Abstract

Steroid avoidance or early withdrawal in kidney transplantation is supported by recent guidelines, but late steroid withdrawal after the first posttransplant months has been recently discouraged in those guidelines. We have assessed the recent data trying to confirm whether or not these different steroid-sparing strategies are well tolerated. Reversible, mild acute rejection rates are increased after steroid avoidance or withdrawal.

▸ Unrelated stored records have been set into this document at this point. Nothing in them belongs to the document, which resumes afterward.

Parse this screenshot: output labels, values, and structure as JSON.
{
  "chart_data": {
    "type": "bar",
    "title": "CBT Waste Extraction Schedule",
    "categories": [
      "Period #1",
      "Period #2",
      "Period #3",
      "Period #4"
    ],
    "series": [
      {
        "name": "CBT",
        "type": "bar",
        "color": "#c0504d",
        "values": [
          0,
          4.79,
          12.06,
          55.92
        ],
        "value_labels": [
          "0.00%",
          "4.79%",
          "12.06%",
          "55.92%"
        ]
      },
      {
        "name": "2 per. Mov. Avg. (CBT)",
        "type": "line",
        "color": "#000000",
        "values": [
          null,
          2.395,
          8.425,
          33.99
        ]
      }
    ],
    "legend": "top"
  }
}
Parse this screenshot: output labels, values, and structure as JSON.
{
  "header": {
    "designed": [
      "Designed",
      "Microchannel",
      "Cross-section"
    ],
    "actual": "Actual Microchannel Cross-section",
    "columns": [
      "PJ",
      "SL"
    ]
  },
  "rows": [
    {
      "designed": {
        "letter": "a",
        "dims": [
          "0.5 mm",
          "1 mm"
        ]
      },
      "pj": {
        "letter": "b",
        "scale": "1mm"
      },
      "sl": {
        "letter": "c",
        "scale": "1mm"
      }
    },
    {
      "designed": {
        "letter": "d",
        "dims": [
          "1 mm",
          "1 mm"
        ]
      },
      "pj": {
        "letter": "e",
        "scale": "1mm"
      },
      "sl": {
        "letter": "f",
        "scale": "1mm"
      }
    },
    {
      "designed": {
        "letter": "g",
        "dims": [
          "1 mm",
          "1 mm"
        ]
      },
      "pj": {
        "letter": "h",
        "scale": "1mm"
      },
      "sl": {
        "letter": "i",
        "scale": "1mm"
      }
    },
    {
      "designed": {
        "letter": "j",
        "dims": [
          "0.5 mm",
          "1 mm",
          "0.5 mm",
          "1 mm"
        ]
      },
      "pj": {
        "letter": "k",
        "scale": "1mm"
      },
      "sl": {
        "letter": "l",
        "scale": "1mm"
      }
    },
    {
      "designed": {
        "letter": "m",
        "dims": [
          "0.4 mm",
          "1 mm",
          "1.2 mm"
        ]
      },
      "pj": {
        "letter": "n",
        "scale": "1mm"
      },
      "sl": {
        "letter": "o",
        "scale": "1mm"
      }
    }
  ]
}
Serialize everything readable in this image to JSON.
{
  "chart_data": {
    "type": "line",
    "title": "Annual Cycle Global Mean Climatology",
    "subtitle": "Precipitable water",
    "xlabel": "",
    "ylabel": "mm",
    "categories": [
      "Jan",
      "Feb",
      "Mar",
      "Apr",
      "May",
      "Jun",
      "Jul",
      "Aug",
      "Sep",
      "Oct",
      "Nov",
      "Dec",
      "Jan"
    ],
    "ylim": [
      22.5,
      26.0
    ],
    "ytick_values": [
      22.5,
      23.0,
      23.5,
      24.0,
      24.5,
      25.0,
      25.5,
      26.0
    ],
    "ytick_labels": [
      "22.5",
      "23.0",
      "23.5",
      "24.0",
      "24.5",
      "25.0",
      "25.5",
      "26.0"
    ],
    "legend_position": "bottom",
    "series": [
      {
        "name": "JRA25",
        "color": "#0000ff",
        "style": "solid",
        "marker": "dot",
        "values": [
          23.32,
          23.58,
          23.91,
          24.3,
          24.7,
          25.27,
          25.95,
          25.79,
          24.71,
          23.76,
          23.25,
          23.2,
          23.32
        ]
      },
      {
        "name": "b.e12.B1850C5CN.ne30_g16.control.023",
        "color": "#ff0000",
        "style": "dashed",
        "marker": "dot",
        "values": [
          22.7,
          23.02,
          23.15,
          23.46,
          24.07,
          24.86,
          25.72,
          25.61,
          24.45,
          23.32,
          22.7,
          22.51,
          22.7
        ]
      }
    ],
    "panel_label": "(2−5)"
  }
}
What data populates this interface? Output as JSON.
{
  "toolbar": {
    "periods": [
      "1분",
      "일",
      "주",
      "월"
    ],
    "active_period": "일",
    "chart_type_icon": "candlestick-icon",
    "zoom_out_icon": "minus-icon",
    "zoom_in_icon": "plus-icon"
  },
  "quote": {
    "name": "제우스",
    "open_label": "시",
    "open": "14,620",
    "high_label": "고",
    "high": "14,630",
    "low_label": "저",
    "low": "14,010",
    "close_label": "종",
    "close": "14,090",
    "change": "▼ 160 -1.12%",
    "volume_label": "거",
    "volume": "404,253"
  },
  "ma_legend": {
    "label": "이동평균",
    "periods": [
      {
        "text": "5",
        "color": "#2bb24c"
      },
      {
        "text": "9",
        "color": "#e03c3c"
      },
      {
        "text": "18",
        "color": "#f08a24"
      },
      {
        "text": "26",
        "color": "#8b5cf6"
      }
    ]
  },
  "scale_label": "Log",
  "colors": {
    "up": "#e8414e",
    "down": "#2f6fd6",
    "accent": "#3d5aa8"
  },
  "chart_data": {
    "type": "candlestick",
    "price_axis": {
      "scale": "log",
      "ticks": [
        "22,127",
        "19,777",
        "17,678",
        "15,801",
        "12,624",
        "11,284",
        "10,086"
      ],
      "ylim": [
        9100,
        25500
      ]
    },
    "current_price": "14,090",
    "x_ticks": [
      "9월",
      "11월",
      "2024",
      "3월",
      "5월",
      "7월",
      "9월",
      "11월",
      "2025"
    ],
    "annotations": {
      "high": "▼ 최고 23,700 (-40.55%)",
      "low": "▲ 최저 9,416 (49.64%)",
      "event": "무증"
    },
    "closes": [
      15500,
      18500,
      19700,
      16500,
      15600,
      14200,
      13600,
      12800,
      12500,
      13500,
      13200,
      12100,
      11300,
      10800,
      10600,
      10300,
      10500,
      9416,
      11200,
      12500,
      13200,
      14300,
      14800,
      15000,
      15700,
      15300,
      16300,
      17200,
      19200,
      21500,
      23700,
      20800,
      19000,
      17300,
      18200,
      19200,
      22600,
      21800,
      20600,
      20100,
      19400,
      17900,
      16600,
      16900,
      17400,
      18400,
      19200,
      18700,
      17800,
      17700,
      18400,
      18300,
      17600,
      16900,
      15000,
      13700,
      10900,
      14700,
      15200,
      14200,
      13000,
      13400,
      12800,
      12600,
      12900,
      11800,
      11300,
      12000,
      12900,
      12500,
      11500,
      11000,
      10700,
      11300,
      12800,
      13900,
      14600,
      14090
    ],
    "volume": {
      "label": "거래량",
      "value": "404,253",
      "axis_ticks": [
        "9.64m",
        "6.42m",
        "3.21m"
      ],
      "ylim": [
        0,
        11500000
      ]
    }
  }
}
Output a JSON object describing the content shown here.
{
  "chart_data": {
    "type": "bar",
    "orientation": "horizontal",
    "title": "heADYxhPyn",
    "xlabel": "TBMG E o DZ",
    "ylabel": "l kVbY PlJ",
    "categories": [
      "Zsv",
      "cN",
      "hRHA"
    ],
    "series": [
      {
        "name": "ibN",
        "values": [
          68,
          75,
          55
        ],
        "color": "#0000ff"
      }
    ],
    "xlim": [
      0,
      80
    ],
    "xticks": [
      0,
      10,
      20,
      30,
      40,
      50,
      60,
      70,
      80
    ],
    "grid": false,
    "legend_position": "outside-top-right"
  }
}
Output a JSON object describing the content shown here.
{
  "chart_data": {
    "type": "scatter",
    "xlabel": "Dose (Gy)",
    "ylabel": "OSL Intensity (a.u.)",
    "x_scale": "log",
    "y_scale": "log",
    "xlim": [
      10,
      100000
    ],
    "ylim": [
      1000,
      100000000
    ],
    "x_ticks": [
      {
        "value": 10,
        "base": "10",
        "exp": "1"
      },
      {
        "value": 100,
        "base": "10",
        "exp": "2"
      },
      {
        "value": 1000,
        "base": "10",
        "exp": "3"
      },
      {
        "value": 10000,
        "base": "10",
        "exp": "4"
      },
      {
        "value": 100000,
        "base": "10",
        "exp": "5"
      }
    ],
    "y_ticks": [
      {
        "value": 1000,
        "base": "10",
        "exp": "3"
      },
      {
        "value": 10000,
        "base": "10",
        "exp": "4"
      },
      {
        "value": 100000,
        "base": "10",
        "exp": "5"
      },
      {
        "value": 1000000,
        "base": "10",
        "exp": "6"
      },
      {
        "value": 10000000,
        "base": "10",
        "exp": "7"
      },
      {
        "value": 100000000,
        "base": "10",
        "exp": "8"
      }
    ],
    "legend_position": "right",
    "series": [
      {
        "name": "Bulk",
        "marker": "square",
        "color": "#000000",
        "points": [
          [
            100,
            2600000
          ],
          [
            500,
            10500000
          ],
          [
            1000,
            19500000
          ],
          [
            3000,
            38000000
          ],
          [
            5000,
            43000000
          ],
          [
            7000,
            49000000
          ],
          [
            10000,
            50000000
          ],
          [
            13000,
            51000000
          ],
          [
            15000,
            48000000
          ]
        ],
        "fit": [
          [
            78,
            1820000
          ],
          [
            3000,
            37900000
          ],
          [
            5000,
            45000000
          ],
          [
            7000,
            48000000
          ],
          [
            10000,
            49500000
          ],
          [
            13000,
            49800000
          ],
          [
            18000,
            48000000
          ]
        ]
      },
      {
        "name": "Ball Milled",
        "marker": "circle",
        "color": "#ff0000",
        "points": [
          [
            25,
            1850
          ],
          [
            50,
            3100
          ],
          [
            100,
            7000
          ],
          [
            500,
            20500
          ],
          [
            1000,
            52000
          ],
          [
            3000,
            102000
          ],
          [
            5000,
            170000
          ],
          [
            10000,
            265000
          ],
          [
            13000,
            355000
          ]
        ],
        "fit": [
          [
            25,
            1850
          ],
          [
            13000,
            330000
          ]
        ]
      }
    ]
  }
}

However, steroid avoidance or early withdrawal is well tolerated in low immunological risk kidney transplant recipients receiving induction with anti-IL2 receptor antibodies or thymoglobulin and a drug regimen based on calcineurin inhibitor and mycophenolate mofetil, at least during 5 years, the longest follow-up reported. In addition, steroid withdrawal after 3-6 months is associated with stable graft function and survival stable up to 3 years after transplantation, the longest follow-up reported. Although clear benefits (cardiovascular and others) are obvious in some observational studies, true benefits in randomized controlled trials remain unclear. Both early and late steroid withdrawals are well tolerated in selected low-risk renal allograft recipients treated with modern potent immunosuppression. More trials with carefully designed outcome measures are needed, especially with other modern combinations, including mTOR inhibitors and/or belatacept.